The Nanoscale Cryo-Microscopy of the Nucleation and Growth of Dendrites in Lithium-Ion Batteries

Internal short-circuits (ISC) are a major cause of failure in lithium-ion batteries and typically occur due to the dendrite formation, although the actual mechanism of the nucleation and growth of these microstructures is still not well understood. This is especially true at the nanoscale due to the limitations presented by current techniques, such as scanning electron microscopy (SEM). The purpose of this research project is to present the application of a new cryo-microscopy set-up, the Imperial Centre for the Cryo-Microscopy of Materials (I(CM)2), at Imperial College London. This has the capability of combining cryo-transmission electron microscopy (cryo-TEM) with cryo-atom probe tomography (cryo-APT) to study dendrite nucleation at a sub-atomic scale. When correlated, these techniques will provide information on the local chemistry, particularly degradation-related defects, and a highly resolved compositional mapping of the atomic arrangement, respectively, thus painting a clearer image of the dendrite nucleation mechanism than what is currently known.

It is well known that lighter elements, such as hydrogen, carbon, lithium and sulphur, have been key in advancing battery technology as we know it. Yet, due to their susceptibility to beam damage and challenges associated with their quantification, there are clear limitations associated with the study of such elements. APT is a growing technology that exhibits nearly uniform capabilities in identifying even the lightest of elements, making it a high-potential candidate in its application to lithium-ion battery systems. Achieving an improved understanding of the local chemistry and structural variations, made possible with this workflow, associated with dendrite nucleation and evolution will improve our understanding of their mechanism and growth. These results will subsequently be crucial in devising dendrite-suppression measures and contributing to the development of next-generation LIBs. Industry and consumers will also benefit from an improved understanding of the root causes of ISCs, a key limitation in battery technology today and a challenge that researchers globally are committed to overcoming.

This workflow will be used to investigate the effects of ambient temperature variation, electrolyte composition, excess current density and state of charge (SoC) on dendrite evolution and chemistry, which will also help to improve our understanding of the interplay of these factors on battery degradation.
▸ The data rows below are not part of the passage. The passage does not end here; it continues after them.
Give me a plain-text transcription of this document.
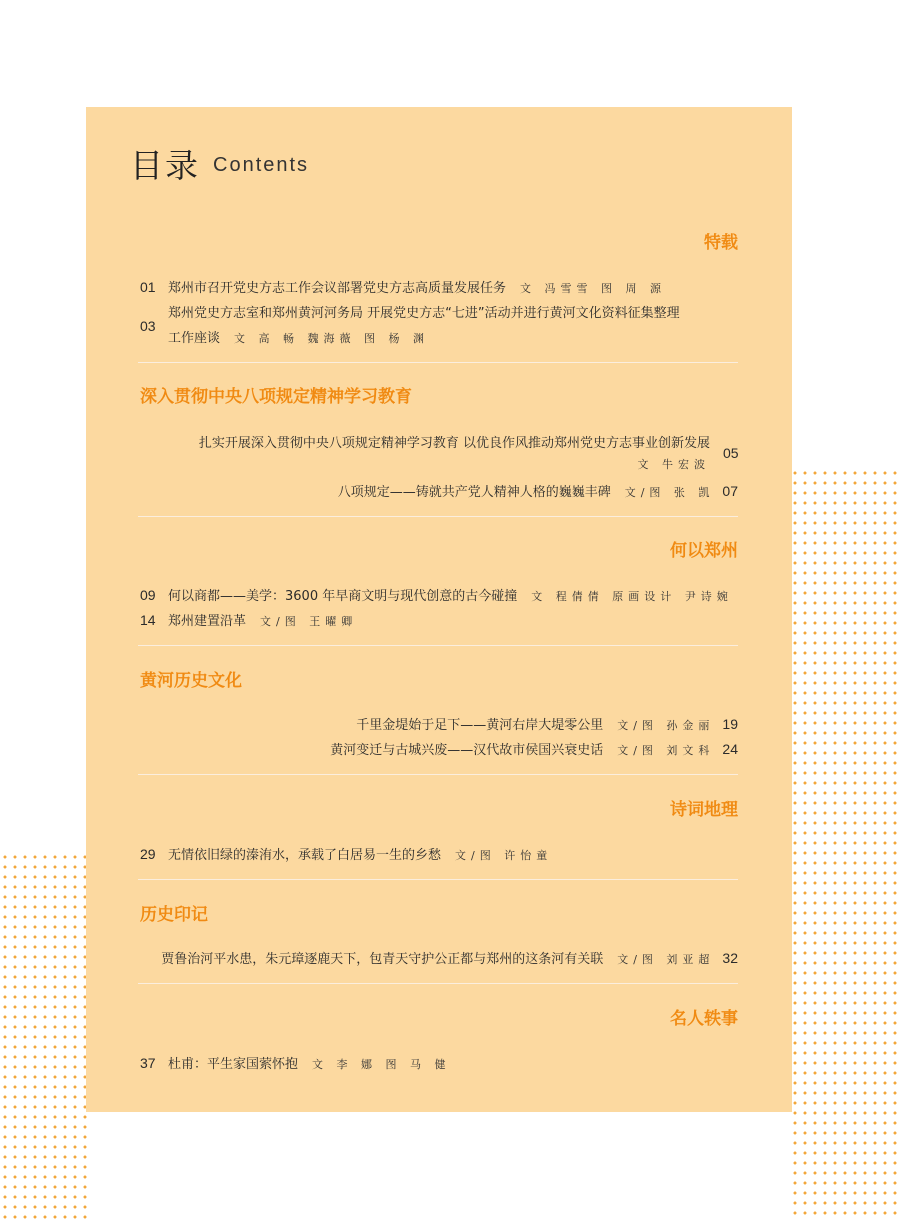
目录 Contents
特载
01 郑州市召开党史方志工作会议部署党史方志高质量发展任务 文 冯雪雪 图 周 源
03
郑州党史方志室和郑州黄河河务局 开展党史方志“七进”活动并进行黄河文化资料征集整理
工作座谈 文 高 畅 魏海薇 图 杨 渊
深入贯彻中央八项规定精神学习教育
扎实开展深入贯彻中央八项规定精神学习教育 以优良作风推动郑州党史方志事业创新发展
文 牛宏波
05
八项规定——铸就共产党人精神人格的巍巍丰碑 文/图 张 凯 07
何以郑州
09 何以商都——美学：3600 年早商文明与现代创意的古今碰撞 文 程倩倩 原画设计 尹诗婉
14 郑州建置沿革 文/图 王曜卿
黄河历史文化
千里金堤始于足下——黄河右岸大堤零公里 文/图 孙金丽 19
黄河变迁与古城兴废——汉代故市侯国兴衰史话 文/图 刘文科 24
诗词地理
29 无情依旧绿的溱洧水，承载了白居易一生的乡愁 文/图 许怡童
历史印记
贾鲁治河平水患，朱元璋逐鹿天下，包青天守护公正都与郑州的这条河有关联 文/图 刘亚超 32
名人轶事
37 杜甫：平生家国萦怀抱 文 李 娜 图 马 健
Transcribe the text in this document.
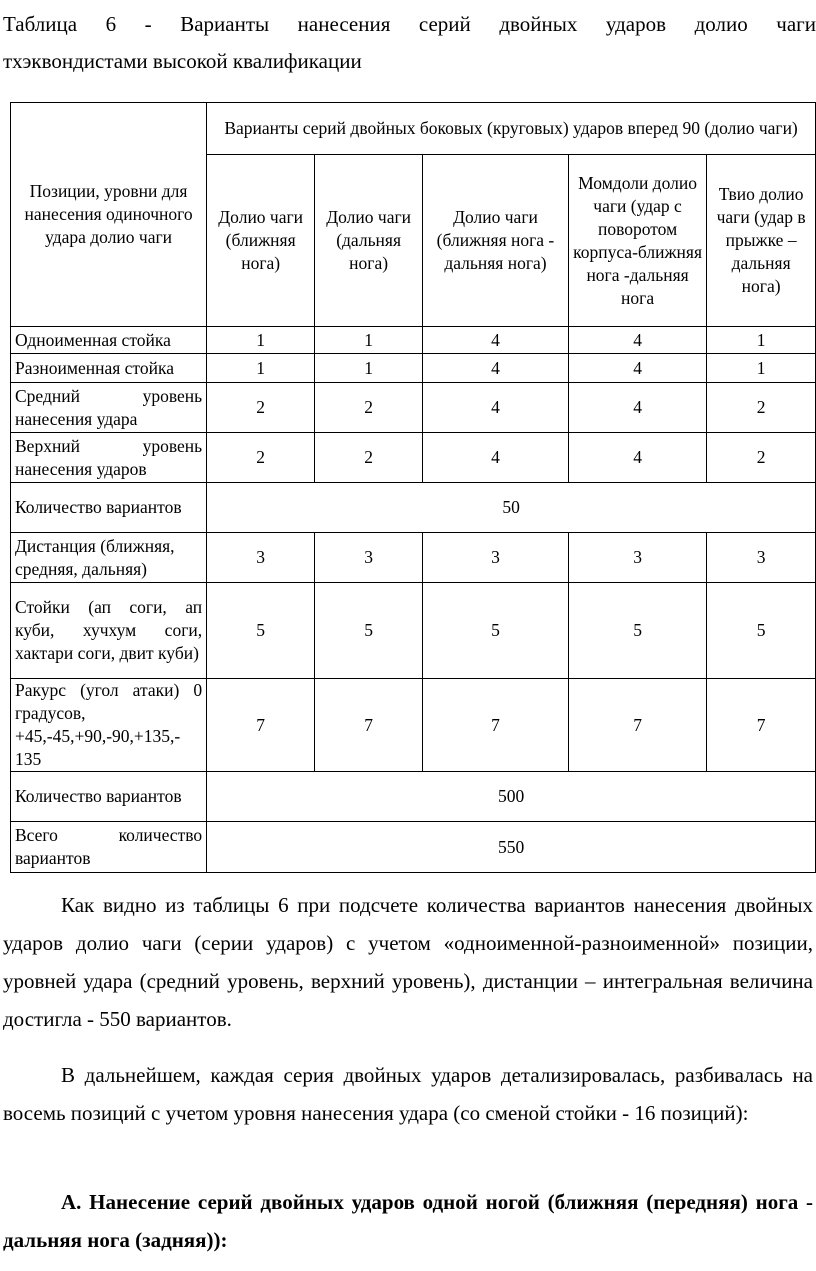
Таблица 6 - Варианты нанесения серий двойных ударов долио чаги
тхэквондистами высокой квалификации
Позиции, уровни для нанесения одиночного удара долио чаги	Варианты серий двойных боковых (круговых) ударов вперед 90 (долио чаги)				
	Долио чаги (ближняя нога)	Долио чаги (дальняя нога)	Долио чаги (ближняя нога - дальняя нога)	Момдоли долио чаги (удар с поворотом корпуса-ближняя нога -дальняя нога	Твио долио чаги (удар в прыжке –дальняя нога)
Одноименная стойка	1	1	4	4	1
Разноименная стойка	1	1	4	4	1
Средний уровень нанесения удара	2	2	4	4	2
Верхний уровень нанесения ударов	2	2	4	4	2
Количество вариантов	50				
Дистанция (ближняя, средняя, дальняя)	3	3	3	3	3
Стойки (ап соги, ап куби, хучхум соги, хактари соги, двит куби)	5	5	5	5	5
Ракурс (угол атаки) 0 градусов, +45,-45,+90,-90,+135,- 135	7	7	7	7	7
Количество вариантов	500				
Всего количество вариантов	550				
Как видно из таблицы 6 при подсчете количества вариантов нанесения двойных ударов долио чаги (серии ударов) с учетом «одноименной-разноименной» позиции, уровней удара (средний уровень, верхний уровень), дистанции – интегральная величина достигла - 550 вариантов.
В дальнейшем, каждая серия двойных ударов детализировалась, разбивалась на восемь позиций с учетом уровня нанесения удара (со сменой стойки - 16 позиций):
А. Нанесение серий двойных ударов одной ногой (ближняя (передняя) нога - дальняя нога (задняя)):
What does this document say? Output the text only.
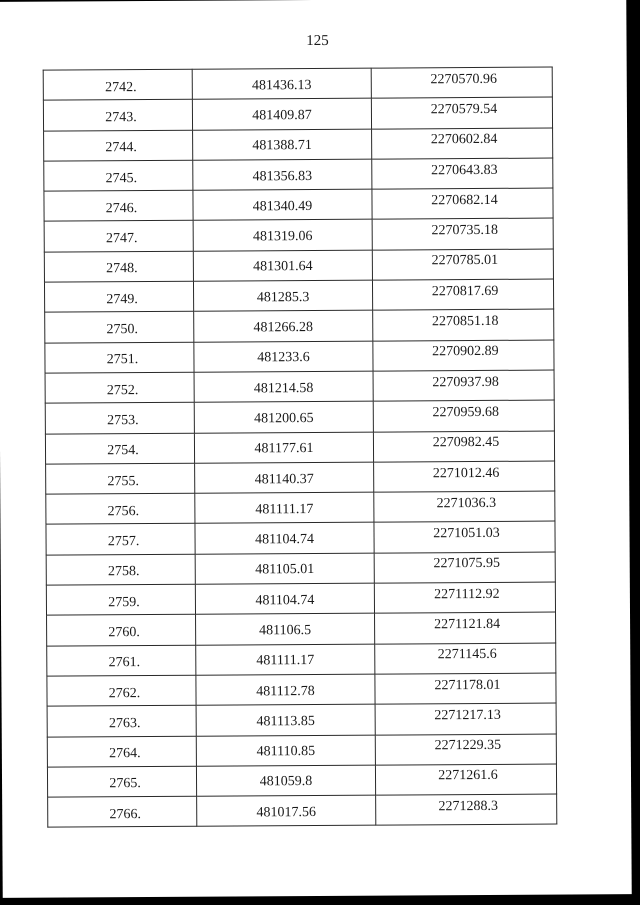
125
2742.	481436.13	2270570.96
2743.	481409.87	2270579.54
2744.	481388.71	2270602.84
2745.	481356.83	2270643.83
2746.	481340.49	2270682.14
2747.	481319.06	2270735.18
2748.	481301.64	2270785.01
2749.	481285.3	2270817.69
2750.	481266.28	2270851.18
2751.	481233.6	2270902.89
2752.	481214.58	2270937.98
2753.	481200.65	2270959.68
2754.	481177.61	2270982.45
2755.	481140.37	2271012.46
2756.	481111.17	2271036.3
2757.	481104.74	2271051.03
2758.	481105.01	2271075.95
2759.	481104.74	2271112.92
2760.	481106.5	2271121.84
2761.	481111.17	2271145.6
2762.	481112.78	2271178.01
2763.	481113.85	2271217.13
2764.	481110.85	2271229.35
2765.	481059.8	2271261.6
2766.	481017.56	2271288.3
As this research project is one of the first to use this set-up, a crucial aspect will be developing a suitable protocol for the sample (electrode) preparation, transfer and characterisation. This information can then be used for subsequent projects, particularly those relating to energy materials, while the more general site-selective analysis techniques will be beneficial to a wider reach of scientists using cryo-methods.